Muita gente sustenta que comer 200 g de cereja, fresca ou em lata, por dia mantém os ataques de gota em respeito. Tenho um amigo, por exemplo, que diz que tem a sorte de evitar a gota quando come ginjas. Nunca se demonstrou cientificamente que esta terapia funciona, mas dado que muita gente jura por si, creio que. provavelmente, vale a pena experimentar. Outras pessoas preferem os morangos. Penso experimentar um invento meu chamado «Coquetel de Cereja». É uma mistura de sumo de cereja, ananás, morango e arando-azul, condimentada com um pouco de alcaçuz e um montão de gengibre e curcuma.

Garra-do-diabo (Harpagophytum procumbens)

Vários informes indicam que esta planta diminui os níveis de ácido úrico e que tem uma acção anti-inflamatória. Ambas estas qualidades podem ser úteis no tratamento da gota. Outros estudos sugerem que a garra-do-diabo pode resultar no alívio das enfermidades artríticas, e a gota é uma forma de artrite. Lamentavelmente, os estudos baseiam-se em injecções de um extracto de garra-do-diabo, e uma injecção entra directamente na corrente sanguínea sem passar pelo estômago. Esta erva perde a potência no estômago, de maneira que não posso saber quão eficaz (ou ineficaz) podia ser em chá ou cápsulas. Todavia, creio que vale a pena experimentá-la.

Aveia (Avena sativa)

Diz-se que os chás preparados com as pontas verdes da aveia, que são ricas em silício, têm um efeito diurético que baixa os níveis de ácido úrico. (Um diurético é uma substância que extrai o excesso de água do organismo.) Se as minhas outras alternativas naturais fracassarem, experimentarei esta.

Oliveira (Olea europea)

A oliveira tem reputação como diurética desde os tempos bíblicos. Em 1993, um investigador japonês mostrou que cerca de quatro chávenas de chá de folhas de oliveira por dia, durante três semanas, aumentava a quantidade de urina em 10% – 15%., baixando os níveis de ácido úrico no sangue e aumentando o ácido úrico na urina. Não rejeitaria fazer a experiência.

Ananás (Ananas comosus)

O ananás contém bromelina. uma enzima que ajuda a decompor as proteínas. Os médicos naturopatas recomendam com frequência a bromelina pura para reduzir a inflamação e o inchaço, a qual se pode comprar nas lojas de produtos naturais. A bromelina funciona claramente quando injectada no tecido inchado, mas a eficácia da enzima quando tomada por via oral é polémica. Todavia, é provável que valha a pena experimentá-la.
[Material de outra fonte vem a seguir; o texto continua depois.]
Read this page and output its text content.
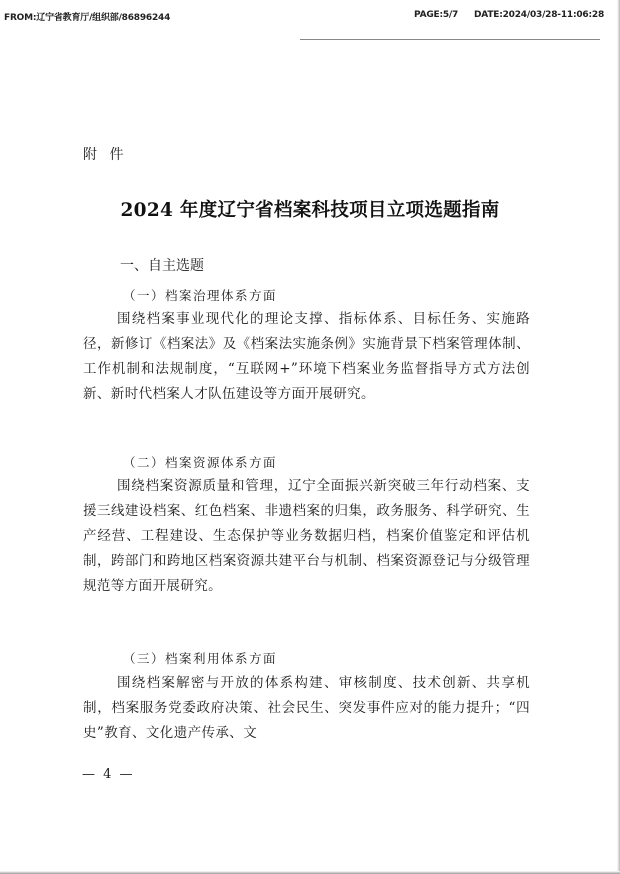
FROM:辽宁省教育厅/组织部/86896244	PAGE:5/7 DATE:2024/03/28-11:06:28
附 件
2024 年度辽宁省档案科技项目立项选题指南
一、自主选题
（一）档案治理体系方面

围绕档案事业现代化的理论支撑、指标体系、目标任务、实施路径，新修订《档案法》及《档案法实施条例》实施背景下档案管理体制、工作机制和法规制度，“互联网+”环境下档案业务监督指导方式方法创新、新时代档案人才队伍建设等方面开展研究。

（二）档案资源体系方面

围绕档案资源质量和管理，辽宁全面振兴新突破三年行动档案、支援三线建设档案、红色档案、非遗档案的归集，政务服务、科学研究、生产经营、工程建设、生态保护等业务数据归档，档案价值鉴定和评估机制，跨部门和跨地区档案资源共建平台与机制、档案资源登记与分级管理规范等方面开展研究。

（三）档案利用体系方面

围绕档案解密与开放的体系构建、审核制度、技术创新、共享机制，档案服务党委政府决策、社会民生、突发事件应对的能力提升；“四史”教育、文化遗产传承、文

— 4 —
A minha forma preferida de obter bromelina é beber um copo de sumo de ananás de quando em vez.

Urtiga (Urtica dioica)

Um estudo científico mostrou que a urtiga aumenta a secreção de ácido úrico, pelo menos nos patos. Estes animais de laboratório exibiram níveis mais baixos de ácido úrico no sangue depois de lhes ter sido administrado extracto de urtiga. Da próxima vez que me doa o dedo grande do pé, penso incluir o chá de urtiga no meu próprio regime de tratamento.
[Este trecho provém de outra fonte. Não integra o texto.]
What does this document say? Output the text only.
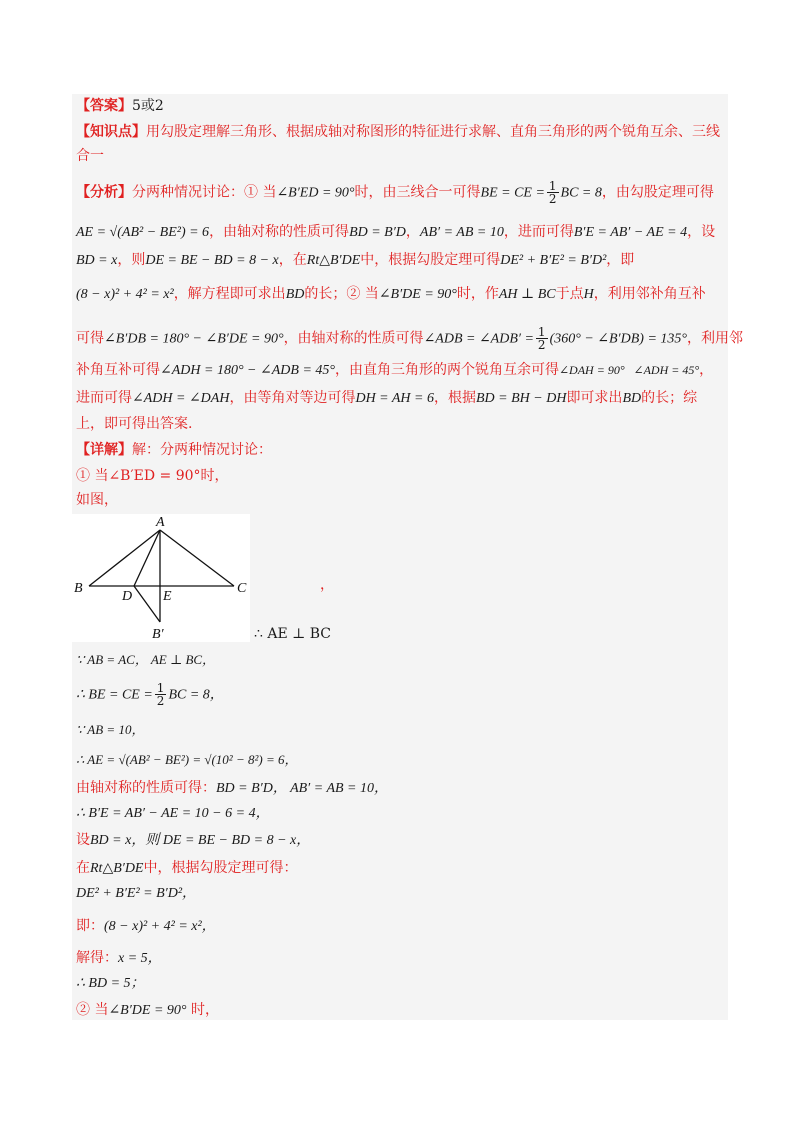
【答案】5或2
【知识点】用勾股定理解三角形、根据成轴对称图形的特征进行求解、直角三角形的两个锐角互余、三线
合一
【分析】分两种情况讨论：① 当∠B′ED = 90°时，由三线合一可得BE = CE = $\frac{1}{2}$ BC = 8，由勾股定理可得
AE = √(AB² − BE²) = 6，由轴对称的性质可得BD = B′D，AB′ = AB = 10，进而可得B′E = AB′ − AE = 4，设
BD = x，则DE = BE − BD = 8 − x，在Rt△B′DE中，根据勾股定理可得DE² + B′E² = B′D²，即
(8 − x)² + 4² = x²，解方程即可求出BD的长；② 当∠B′DE = 90°时，作AH ⊥ BC于点H，利用邻补角互补
可得∠B′DB = 180° − ∠B′DE = 90°，由轴对称的性质可得∠ADB = ∠ADB′ = $\frac{1}{2} (360^\circ$ − ∠B′DB) = 135°，利用邻
补角互补可得∠ADH = 180° − ∠ADB = 45°，由直角三角形的两个锐角互余可得∠DAH = 90° ∠ADH = 45°，
进而可得∠ADH = ∠DAH，由等角对等边可得DH = AH = 6，根据BD = BH − DH即可求出BD的长；综
上，即可得出答案.
【详解】解：分两种情况讨论：
① 当∠B′ED = 90°时，
如图，
A
B	C
D E
B′
，
∴ AE ⊥ BC
∵ AB = AC， AE ⊥ BC，
∴ BE = CE = $\frac{1}{2}$ BC = 8，
∵ AB = 10，
∴ AE = √(AB² − BE²) = √(10² − 8²) = 6，
由轴对称的性质可得：BD = B′D， AB′ = AB = 10，
∴ B′E = AB′ − AE = 10 − 6 = 4，
设BD = x，则 DE = BE − BD = 8 − x，
在Rt△B′DE中，根据勾股定理可得：
DE² + B′E² = B′D²，
即：(8 − x)² + 4² = x²，
解得：x = 5，
∴ BD = 5；
② 当∠B′DE = 90° 时，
Salgueiro (Salix, várias espécies)

A casca de salgueiro é equivalente à aspirina, dado que contém umas substâncias chamadas salicilatos, a partir das quais se fabrica a aspirina. Tal como a aspirina, o chá de casca de salgueiro pode ajudar a aliviar a dor e a inflamação. Além disso, alguns investigadores sugerem que os salicilatos podem reduzir os níveis de ácido úrico. Experimente pôr duas colherzinhas de casca numa chávena de água a ferver e deixe cozer em lume brando durante vinte minutos. (Se o leitor é alérgico à aspirina, não deve tomar as ervas parecidas com a aspirina.)